Precisely because of the power this stress and emotion can have on you, you can use it for your own good.
Here’s what I mean. There’s a visualization technique I use to root out those bad thoughts. It’s not too far off from how world class athletes like Tennis Players and Golfers use visualization to see themselves serving, or putting perfectly every time. You can use it too.
Here it is.
When I got punched in the face that day you can bet I went over it and over it again in my head. How could I not? I had a big black eye to remind me.
So here’s what I did. Soon after the fight I realized that I was in the wrong. I was the one that caused the problem, and slowly I came to the realization that acting and reacting like a jerk was not going to do anything to help me or my business. That guy knew what I did for a living.
So instead of rehashing the fight in my head…where I came out on top and the other guy got the black eye. I began to replay the scenario but I swapped out what I did wrong with what I should have done right.
Here’s what I mean; When I came home that day…Instead of doing what I did, I could have parked on the other side of the street. I could have asked the guy to move his car. I could have apologized when he came over. I could have moved my car. I could have acted like a man rather than a jerk. And I used all those possibilities to create new scenes in my head.
Now at the time I didn’t know I was using any psychological method to rid myself of anxiety…I just knew that I needed to get rid of this bad feeling…I wanted to fix it.
And each time I did this swap thing I felt better and better. I swapped the bad options for the good ones and then replayed that over and over in my head.
And it worked…after doing it for a while I began to feel much better.
And after a couple of weeks I even got up the courage to apologize to the guy. I grew from the experience because I replayed the situation over and over in my head swapping what went wrong with what should have gone right.
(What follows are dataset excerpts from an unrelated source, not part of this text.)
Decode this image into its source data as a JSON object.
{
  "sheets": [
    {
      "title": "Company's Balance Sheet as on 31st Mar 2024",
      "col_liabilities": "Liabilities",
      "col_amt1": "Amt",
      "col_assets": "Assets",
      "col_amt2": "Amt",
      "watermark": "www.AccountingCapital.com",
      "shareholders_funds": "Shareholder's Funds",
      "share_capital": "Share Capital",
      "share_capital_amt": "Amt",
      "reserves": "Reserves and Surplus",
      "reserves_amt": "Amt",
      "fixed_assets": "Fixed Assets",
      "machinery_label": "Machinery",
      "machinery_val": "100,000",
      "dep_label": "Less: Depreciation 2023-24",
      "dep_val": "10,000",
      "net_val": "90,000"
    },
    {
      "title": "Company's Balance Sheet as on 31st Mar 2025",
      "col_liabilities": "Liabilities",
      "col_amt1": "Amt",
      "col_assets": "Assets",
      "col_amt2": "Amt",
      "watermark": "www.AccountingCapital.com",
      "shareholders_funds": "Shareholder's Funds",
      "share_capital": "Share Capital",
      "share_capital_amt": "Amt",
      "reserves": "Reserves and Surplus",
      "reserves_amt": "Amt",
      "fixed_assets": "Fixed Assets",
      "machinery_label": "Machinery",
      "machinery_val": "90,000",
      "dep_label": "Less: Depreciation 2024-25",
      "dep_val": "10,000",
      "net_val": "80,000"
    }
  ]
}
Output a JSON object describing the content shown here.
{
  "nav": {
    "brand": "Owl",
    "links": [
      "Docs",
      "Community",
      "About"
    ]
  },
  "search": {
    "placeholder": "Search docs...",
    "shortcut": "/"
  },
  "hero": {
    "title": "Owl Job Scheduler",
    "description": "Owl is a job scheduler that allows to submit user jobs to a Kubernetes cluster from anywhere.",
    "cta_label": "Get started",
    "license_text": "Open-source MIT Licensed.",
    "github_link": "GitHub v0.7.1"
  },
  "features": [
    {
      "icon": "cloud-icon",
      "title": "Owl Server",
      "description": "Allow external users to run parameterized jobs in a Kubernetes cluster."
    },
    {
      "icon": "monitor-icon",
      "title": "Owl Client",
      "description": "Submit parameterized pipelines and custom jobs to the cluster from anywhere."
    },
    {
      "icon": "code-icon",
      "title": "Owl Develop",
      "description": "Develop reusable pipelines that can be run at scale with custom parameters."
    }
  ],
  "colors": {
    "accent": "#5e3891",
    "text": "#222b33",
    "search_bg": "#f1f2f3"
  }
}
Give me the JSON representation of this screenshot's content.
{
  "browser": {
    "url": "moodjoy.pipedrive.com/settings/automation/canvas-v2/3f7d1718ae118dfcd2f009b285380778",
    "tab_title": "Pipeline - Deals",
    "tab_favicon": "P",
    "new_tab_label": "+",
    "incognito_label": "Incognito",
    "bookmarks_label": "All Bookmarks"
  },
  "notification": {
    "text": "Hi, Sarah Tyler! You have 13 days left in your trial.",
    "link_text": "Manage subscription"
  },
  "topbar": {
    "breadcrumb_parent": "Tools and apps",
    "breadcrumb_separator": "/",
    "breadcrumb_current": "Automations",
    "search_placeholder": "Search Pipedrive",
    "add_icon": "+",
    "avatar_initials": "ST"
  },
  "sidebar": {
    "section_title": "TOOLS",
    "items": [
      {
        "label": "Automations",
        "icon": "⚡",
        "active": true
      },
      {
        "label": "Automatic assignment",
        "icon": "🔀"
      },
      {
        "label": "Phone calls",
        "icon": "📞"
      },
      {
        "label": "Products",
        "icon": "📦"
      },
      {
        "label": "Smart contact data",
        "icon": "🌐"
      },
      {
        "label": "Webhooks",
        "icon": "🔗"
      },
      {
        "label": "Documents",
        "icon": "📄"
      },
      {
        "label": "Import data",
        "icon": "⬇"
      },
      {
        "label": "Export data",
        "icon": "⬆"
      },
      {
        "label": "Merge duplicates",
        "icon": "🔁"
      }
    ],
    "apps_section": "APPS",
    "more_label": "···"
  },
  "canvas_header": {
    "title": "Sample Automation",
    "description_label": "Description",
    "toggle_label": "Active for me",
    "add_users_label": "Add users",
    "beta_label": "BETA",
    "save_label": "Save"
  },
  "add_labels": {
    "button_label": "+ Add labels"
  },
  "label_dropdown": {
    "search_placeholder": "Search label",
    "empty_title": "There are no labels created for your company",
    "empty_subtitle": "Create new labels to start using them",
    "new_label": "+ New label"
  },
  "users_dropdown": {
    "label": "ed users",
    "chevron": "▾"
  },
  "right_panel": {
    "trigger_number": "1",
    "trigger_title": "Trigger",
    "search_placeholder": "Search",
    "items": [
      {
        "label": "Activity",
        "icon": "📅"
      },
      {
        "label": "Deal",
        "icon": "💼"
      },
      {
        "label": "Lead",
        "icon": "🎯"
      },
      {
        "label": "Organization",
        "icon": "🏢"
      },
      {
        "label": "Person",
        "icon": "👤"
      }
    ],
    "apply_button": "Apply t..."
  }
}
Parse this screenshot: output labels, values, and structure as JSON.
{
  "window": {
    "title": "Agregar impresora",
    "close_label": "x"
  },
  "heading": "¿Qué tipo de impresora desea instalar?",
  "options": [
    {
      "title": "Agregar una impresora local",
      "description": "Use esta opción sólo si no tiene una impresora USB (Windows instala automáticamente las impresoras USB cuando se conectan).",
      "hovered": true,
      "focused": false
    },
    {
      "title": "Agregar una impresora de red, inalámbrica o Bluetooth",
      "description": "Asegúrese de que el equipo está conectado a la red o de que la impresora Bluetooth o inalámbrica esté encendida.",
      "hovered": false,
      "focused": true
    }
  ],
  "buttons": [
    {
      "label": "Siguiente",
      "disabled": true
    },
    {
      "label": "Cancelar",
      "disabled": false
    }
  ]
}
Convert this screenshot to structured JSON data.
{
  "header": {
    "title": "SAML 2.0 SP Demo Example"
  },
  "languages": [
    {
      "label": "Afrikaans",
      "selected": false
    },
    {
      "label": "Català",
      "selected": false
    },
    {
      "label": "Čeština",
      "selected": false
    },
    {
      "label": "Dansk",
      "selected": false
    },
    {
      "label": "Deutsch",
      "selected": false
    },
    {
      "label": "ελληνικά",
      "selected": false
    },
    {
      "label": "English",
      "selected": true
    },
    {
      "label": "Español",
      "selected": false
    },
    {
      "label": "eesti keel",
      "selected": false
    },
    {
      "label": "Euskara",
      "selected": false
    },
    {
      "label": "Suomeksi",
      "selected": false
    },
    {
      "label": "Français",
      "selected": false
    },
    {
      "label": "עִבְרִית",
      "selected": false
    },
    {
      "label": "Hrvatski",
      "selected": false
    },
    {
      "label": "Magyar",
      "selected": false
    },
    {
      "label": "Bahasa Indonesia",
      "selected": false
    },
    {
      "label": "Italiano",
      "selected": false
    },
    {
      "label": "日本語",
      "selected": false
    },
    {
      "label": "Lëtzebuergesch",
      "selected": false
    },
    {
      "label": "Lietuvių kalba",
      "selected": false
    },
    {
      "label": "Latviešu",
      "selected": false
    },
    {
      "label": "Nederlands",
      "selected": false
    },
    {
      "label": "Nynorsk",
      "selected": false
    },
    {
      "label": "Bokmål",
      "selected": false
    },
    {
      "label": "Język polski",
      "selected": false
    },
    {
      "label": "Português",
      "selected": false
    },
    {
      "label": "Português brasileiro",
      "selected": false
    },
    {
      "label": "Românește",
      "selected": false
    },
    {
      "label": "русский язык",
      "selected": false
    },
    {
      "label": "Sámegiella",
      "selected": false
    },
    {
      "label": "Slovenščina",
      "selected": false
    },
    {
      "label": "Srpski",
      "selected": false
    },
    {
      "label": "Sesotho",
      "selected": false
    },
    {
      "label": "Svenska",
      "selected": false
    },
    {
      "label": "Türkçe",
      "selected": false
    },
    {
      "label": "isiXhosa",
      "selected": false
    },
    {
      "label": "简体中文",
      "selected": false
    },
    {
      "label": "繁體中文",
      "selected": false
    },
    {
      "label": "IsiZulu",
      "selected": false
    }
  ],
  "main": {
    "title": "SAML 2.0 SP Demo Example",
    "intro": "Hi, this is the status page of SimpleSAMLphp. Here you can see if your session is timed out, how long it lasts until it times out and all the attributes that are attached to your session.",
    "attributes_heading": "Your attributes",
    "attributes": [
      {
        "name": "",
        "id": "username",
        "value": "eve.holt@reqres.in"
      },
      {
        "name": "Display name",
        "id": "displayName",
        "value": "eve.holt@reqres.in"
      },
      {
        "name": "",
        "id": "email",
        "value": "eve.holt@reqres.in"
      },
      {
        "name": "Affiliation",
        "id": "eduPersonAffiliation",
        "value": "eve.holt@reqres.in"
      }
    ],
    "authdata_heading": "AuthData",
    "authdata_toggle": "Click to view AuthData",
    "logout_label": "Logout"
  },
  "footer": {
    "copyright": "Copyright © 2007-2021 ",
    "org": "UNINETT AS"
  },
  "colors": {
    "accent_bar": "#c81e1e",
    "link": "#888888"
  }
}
You can do this too. All you have to do is remember a situation where you knew you were in the wrong and accept it. The key here is that you accept that you were wrong. If you don’t accept it, you’re going to find yourself still trying to figure out what the other person did wrong and try to fix that. You can’t do that…Accept it and move on.
Once you’ve done that, then all you do is replace what you did wrong with what you should have done right. Do this over and over at least 10 times a day for a week and you’ll begin to see a change.
The residual effect of this, if you do it enough…is that you’ll be able to control your emotions rather than letting them control you. When a customer complains or becomes angry, rather than you reacting negatively, you’ll have the ability to recognize that you have a choice. You can react with anger and lose, or respond with understanding and win.
Now this isn’t an easy thing to do all the time, don’t misunderstand, I still mess up. But the more you practice the better you’ll get.